Baldwin also was critical of the strictures of the African-American middle class. Although he never went as far as to say theta they were trying to imitate the whites, he along with Hurston tried to get away from an obligation or a moral responsibility to depict the middle class African-Americans. Baldwin’s work was more international while Hurston believed in looking at the folk community of the southern United States. She maintained that this was the place to look for and write about as it stood for group authenticity, pride and cultural tradition. Although she wrote about the southern folk tradition she was also critical of the patriarchal nature of the society. She did not seek to idealize the black community and rather spoke about the gender bias that was existent. Her work was a deviation from the contemporary works that were about the reconstruction of the black manhood. Hurston in another work of hers, ‘sweat’ talks about the oppressive black society where the man is threatened by the whites as well as the economic independence of the woman. Through the protagonists’ behavior she only deals with gender issues but also racism which is silently prevalent in their lives. The black man’s helplessness and inability to deal with racial oppression is turned against the woman in his life when he becomes the oppressor. Hurston’s works and portrayal of the black society and women breaks with tradition about the proper portrayal of the African-American community. Wright on the other hand wrote about the rootlessness, cynical nature and cultural impoverishment of the northern blacks in his article “How Bigger was born”. Wright’s style was hard-hitting and forceful, more activist than artistic as Baldwin called it. Especially his work especially ‘Native Son’ that was a testament of the cruelties of racism and its inherent human costs.
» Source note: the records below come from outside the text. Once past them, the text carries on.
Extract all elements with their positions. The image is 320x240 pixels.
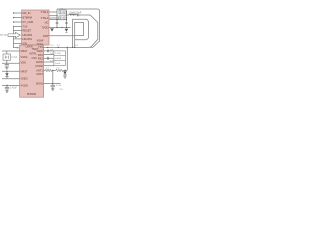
second turn bbox=[79, 15, 98, 47]
svg-text:RX2: RX2 bbox=[38, 56, 44, 60]
svg-text:TVDD: TVDD bbox=[41, 26, 48, 30]
inner turn bbox=[75, 22, 84, 47]
wire RX2 bbox=[44, 57, 54, 59]
junction node bbox=[52, 83, 53, 84]
cap C_vdd bbox=[5, 65, 9, 66]
stub row 3 bbox=[13, 38, 21, 40]
svg-text:VBAT: VBAT bbox=[21, 49, 28, 53]
wire ANT1 bbox=[44, 69, 46, 71]
resistor R1 bbox=[45, 69, 52, 72]
wire RX1 bbox=[44, 54, 54, 56]
wire NRST bbox=[2, 70, 20, 72]
pin stub A2 bbox=[14, 17, 22, 19]
svg-text:PN5180: PN5180 bbox=[27, 92, 37, 96]
ground g4 bbox=[63, 77, 66, 79]
wire row y27.5 bbox=[49, 27, 71, 29]
U2 middle texts bbox=[26, 45, 39, 60]
cap C_s bbox=[51, 85, 55, 86]
svg-text:1uF: 1uF bbox=[50, 49, 54, 51]
svg-text:ANT1: ANT1 bbox=[36, 68, 43, 72]
svg-text:XTAL1: XTAL1 bbox=[41, 10, 49, 14]
battery box bbox=[3, 54, 11, 60]
signal block arrow BT HC bbox=[8, 32, 20, 37]
svg-text:100nF: 100nF bbox=[55, 58, 62, 60]
wire between resistors bbox=[52, 69, 56, 71]
svg-text:1.2uF: 1.2uF bbox=[55, 53, 61, 55]
resistor R2 bbox=[56, 69, 63, 72]
svg-text:HD1451: HD1451 bbox=[23, 37, 33, 41]
svg-text:VDD: VDD bbox=[21, 61, 27, 65]
svg-text:OSC: OSC bbox=[32, 56, 38, 60]
shunt cap on x66.4 bbox=[65, 22, 68, 23]
wire AVDD bbox=[44, 61, 54, 63]
svg-text:AVDD: AVDD bbox=[36, 60, 43, 64]
third turn bbox=[73, 19, 89, 47]
svg-text:DY_CHB: DY_CHB bbox=[23, 20, 34, 24]
junction node bbox=[52, 70, 53, 71]
svg-text:BT HC: BT HC bbox=[0, 34, 7, 37]
U2 right pin names bbox=[36, 45, 44, 85]
pin stub A1 bbox=[14, 12, 22, 14]
svg-text:4.7uF: 4.7uF bbox=[11, 57, 17, 59]
svg-text:SIGIN: SIGIN bbox=[36, 81, 43, 85]
ground g5 bbox=[51, 89, 54, 91]
wire after R2 bbox=[63, 69, 67, 71]
svg-text:RXP: RXP bbox=[43, 34, 49, 38]
inductor L1 bbox=[69, 14, 77, 15]
stub row 1 bbox=[13, 26, 21, 28]
ground triangle right bbox=[65, 29, 69, 32]
svg-text:RX1: RX1 bbox=[38, 53, 44, 57]
wire TX2 bbox=[44, 46, 89, 48]
svg-text:1uF: 1uF bbox=[50, 53, 54, 55]
svg-text:XTAL2: XTAL2 bbox=[41, 16, 49, 20]
junction dots on x66.4 bus bbox=[66, 19, 67, 20]
U2 left pin names bbox=[21, 49, 29, 88]
svg-text:VDHF: VDHF bbox=[37, 38, 44, 42]
svg-text:DVDD: DVDD bbox=[36, 64, 43, 68]
diode D1 bbox=[5, 73, 8, 76]
junction dots cluster bbox=[56, 19, 57, 20]
left vertical bus bbox=[13, 26, 18, 48]
link to SIGIN wire bbox=[52, 70, 54, 83]
background bbox=[0, 0, 100, 100]
pin stub A3 bbox=[14, 21, 22, 23]
wire VDD bbox=[2, 62, 20, 64]
table block bbox=[54, 51, 66, 66]
U1 right pin names bbox=[41, 10, 49, 38]
ground g6 bbox=[5, 91, 8, 93]
stub row 4 bbox=[13, 43, 21, 45]
U2 bottom name bbox=[27, 92, 37, 96]
diode D2 bbox=[64, 70, 66, 71]
svg-text:VMID: VMID bbox=[36, 49, 43, 53]
right bus down bbox=[66, 47, 68, 70]
svg-text:HD1450: HD1450 bbox=[23, 33, 33, 37]
ground gnd1 at IC edge bbox=[50, 28, 54, 30]
svg-text:1uF: 1uF bbox=[50, 60, 54, 62]
cap C_x bbox=[5, 87, 9, 88]
svg-text:RESET: RESET bbox=[23, 29, 32, 33]
IC U1 (top transceiver) bbox=[22, 10, 49, 45]
wire VBAT bbox=[2, 50, 20, 52]
wire row y19.6 bbox=[49, 19, 66, 21]
svg-text:10nF: 10nF bbox=[55, 63, 61, 65]
svg-text:GND2: GND2 bbox=[21, 77, 29, 81]
wire DVDD bbox=[44, 65, 54, 67]
right bus of crystals bbox=[65, 12, 67, 28]
junction node bbox=[64, 70, 65, 71]
series cap bbox=[77, 14, 79, 17]
stub XTAL2 bbox=[49, 17, 59, 19]
svg-text:VSSA: VSSA bbox=[21, 55, 28, 59]
stub CLK bbox=[49, 15, 57, 17]
svg-text:BTB4/M: BTB4/M bbox=[23, 15, 32, 19]
svg-text:4.7uF: 4.7uF bbox=[56, 85, 62, 87]
wire GND2 bbox=[2, 78, 20, 80]
wire SIGIN bbox=[44, 83, 61, 85]
ground g7 bbox=[5, 67, 8, 69]
svg-text:ANT2: ANT2 bbox=[36, 72, 43, 76]
svg-text:NRST: NRST bbox=[21, 69, 28, 73]
junction dots on TX2 wire bbox=[47, 47, 48, 48]
wire RX bbox=[49, 35, 75, 37]
crystal Y2 bbox=[59, 16, 66, 20]
feed wire stub bbox=[66, 14, 69, 16]
svg-text:MA_IN: MA_IN bbox=[23, 11, 31, 15]
left cluster vertical bbox=[56, 9, 58, 28]
svg-text:TVS: TVS bbox=[59, 89, 64, 91]
stub row 2 bbox=[13, 30, 21, 32]
svg-text:1.41uF: 1.41uF bbox=[10, 88, 18, 90]
U1 left pin names bbox=[23, 11, 34, 46]
svg-text:NC: NC bbox=[45, 20, 49, 24]
crystal Y1 bbox=[59, 10, 66, 14]
shunt cap on x57 bbox=[56, 22, 59, 23]
svg-text:TX0: TX0 bbox=[23, 24, 28, 28]
IC U2 (bottom controller) bbox=[20, 45, 44, 97]
stub XTAL1 bbox=[49, 11, 57, 13]
wire XVDD bbox=[2, 85, 20, 87]
svg-text:TX2: TX2 bbox=[38, 45, 43, 49]
svg-text:XVDD: XVDD bbox=[21, 84, 28, 88]
outermost turn (top line y9 to right edge) bbox=[57, 9, 100, 48]
wire VMID bbox=[44, 50, 54, 52]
Wright’s work was one of the first which eloquently brought out the violence, fear and hatred that destroyed the black culture. He wrote about the racial prejudice and his works were called as protest literature. Wright maintained that literature was protest and no one could name a single novel that was not protest. In wright’s work the white people are effective in pigeonholing the blacks into a label of “blackness”- a negative and violent stereotyping. The violence that is a result of the violence perpetuated by them is transformed into a characteristic feature of the blacks and not as resistance.
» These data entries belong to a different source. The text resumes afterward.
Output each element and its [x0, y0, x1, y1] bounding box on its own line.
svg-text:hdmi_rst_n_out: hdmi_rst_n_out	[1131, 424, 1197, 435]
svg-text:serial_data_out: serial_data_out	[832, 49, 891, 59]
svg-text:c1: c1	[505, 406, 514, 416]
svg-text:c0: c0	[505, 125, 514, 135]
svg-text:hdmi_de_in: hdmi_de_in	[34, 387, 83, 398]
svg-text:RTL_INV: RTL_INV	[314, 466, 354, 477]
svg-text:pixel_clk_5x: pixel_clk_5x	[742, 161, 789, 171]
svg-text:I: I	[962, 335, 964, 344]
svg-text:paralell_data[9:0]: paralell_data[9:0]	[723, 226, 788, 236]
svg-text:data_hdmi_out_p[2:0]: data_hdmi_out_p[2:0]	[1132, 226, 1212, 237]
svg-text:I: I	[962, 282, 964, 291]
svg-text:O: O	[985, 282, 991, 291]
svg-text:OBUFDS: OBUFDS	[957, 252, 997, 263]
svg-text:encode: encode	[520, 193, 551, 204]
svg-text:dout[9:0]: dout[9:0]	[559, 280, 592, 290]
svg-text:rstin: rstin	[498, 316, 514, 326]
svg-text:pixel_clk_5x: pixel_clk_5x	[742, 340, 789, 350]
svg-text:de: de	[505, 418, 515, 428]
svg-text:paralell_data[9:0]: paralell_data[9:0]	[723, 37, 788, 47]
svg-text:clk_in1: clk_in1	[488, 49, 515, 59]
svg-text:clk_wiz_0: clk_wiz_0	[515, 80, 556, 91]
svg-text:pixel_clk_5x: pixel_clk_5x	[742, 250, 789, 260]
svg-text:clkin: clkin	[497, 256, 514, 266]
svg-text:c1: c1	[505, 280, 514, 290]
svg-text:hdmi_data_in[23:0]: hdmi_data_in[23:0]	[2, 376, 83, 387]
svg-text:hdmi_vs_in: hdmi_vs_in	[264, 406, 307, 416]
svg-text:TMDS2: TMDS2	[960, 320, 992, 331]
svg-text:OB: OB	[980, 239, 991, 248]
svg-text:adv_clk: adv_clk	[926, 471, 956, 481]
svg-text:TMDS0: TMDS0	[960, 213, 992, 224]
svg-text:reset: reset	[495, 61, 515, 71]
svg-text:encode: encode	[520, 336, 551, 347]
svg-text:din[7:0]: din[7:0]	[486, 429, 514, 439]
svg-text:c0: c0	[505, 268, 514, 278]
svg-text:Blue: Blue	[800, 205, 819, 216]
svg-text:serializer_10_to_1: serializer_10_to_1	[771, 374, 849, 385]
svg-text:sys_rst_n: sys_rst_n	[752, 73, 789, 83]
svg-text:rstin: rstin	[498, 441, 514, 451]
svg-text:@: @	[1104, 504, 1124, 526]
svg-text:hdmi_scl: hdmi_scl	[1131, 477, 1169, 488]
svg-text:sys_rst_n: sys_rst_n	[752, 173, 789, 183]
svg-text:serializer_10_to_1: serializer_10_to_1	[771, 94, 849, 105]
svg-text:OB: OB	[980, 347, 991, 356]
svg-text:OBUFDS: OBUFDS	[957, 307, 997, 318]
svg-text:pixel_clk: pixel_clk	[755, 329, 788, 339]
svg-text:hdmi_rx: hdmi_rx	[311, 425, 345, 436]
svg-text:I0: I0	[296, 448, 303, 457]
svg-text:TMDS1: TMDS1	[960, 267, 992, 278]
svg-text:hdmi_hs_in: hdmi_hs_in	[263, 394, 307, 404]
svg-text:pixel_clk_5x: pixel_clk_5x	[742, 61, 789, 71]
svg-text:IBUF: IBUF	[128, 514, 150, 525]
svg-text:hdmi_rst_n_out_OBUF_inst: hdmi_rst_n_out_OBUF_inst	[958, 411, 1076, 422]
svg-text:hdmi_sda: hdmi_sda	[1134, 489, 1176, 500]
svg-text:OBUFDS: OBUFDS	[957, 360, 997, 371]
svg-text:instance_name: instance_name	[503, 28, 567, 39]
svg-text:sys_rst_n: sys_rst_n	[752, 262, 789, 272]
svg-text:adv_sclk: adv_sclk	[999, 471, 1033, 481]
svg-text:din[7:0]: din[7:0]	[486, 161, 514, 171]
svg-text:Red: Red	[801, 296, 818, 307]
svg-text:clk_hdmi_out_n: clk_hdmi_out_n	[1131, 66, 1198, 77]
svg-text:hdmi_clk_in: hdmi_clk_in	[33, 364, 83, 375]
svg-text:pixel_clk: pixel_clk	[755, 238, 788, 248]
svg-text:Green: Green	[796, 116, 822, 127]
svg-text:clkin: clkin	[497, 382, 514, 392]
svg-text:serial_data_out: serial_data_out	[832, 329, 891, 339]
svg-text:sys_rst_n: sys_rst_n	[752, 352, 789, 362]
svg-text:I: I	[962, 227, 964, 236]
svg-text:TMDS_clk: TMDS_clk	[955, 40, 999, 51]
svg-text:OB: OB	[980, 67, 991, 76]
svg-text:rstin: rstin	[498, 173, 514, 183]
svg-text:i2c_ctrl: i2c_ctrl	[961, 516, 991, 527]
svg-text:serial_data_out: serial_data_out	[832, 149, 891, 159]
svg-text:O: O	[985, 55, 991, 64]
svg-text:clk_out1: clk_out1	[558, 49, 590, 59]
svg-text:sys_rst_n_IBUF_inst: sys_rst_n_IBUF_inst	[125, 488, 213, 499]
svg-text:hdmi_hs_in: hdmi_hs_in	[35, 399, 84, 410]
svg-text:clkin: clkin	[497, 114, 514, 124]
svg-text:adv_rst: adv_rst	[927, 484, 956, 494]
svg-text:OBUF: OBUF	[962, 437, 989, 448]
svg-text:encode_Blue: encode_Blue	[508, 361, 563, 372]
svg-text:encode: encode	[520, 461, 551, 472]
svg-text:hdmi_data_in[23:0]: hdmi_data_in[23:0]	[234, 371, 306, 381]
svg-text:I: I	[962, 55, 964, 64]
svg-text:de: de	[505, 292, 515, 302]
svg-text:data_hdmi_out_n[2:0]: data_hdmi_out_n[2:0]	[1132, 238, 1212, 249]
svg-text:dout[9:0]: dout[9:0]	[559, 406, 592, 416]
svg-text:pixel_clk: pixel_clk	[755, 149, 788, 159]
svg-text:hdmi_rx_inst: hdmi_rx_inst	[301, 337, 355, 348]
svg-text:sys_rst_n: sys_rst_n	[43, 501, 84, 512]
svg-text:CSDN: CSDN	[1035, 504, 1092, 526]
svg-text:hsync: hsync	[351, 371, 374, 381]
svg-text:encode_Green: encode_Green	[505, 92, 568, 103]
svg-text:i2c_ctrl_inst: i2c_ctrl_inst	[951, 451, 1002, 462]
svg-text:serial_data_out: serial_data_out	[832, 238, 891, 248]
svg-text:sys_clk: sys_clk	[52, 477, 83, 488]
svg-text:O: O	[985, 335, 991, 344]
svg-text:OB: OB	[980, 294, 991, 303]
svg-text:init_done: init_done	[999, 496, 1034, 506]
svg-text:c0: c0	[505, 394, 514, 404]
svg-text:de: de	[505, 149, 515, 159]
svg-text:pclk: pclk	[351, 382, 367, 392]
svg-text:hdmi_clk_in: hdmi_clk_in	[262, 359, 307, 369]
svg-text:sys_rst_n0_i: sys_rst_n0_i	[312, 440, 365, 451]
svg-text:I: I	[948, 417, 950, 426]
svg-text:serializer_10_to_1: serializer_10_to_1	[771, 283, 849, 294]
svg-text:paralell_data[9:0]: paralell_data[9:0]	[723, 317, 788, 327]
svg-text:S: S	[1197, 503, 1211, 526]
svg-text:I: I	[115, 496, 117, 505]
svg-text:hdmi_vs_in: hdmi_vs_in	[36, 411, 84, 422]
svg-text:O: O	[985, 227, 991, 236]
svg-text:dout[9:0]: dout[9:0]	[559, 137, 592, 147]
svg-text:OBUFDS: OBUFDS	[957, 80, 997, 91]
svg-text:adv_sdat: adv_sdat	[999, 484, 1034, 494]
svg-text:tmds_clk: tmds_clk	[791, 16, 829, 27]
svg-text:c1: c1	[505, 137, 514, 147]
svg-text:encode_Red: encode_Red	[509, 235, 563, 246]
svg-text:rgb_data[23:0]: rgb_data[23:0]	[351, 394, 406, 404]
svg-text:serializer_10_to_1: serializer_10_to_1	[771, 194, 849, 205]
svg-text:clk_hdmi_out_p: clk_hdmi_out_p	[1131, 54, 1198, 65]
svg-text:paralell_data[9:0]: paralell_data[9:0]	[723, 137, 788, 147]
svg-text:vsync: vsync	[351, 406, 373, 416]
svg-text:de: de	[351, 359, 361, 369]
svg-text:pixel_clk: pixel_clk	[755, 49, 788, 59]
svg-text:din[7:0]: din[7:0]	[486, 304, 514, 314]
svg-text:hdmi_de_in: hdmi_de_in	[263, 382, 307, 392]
The three authors dealt with the issues of racism and sex in their own ways. They broke some assumptions about blacks as well as black writers by writing about racial oppression, homosexuality and gender roles in the black society. Hurston was a pioneer of black feminism, Baldwin digressed from black masculinity to write about homosexuality and white men and Wright through his characters sought to break the stereotypes that were associated with his community. The critical acclaim of their works is a testament to their success in breaking the assumptions about the community they were writing about as well as about the writers. Stereotyping is a sign of ignorance as well as laziness. Sometimes it is also a result of the unwillingness to accept differences. The only way to eradicate stereotypes is to create an understanding of the differences among people. Instead of using differences as a weapon to create disharmony and using stereotypes to hate and fear other people, differences must be understood as a fact of life. They must be seen as something that enriches our lives and gives us an opportunity to learn more. Stereotypes can be eradicated only when there is a willingness to learn more, be open and a reduced propensity to hate. As wright’s protagonist in his Native Boy later sees the white people as individuals, it is important to see people as individuals rather as a group to get rid of stereotypes.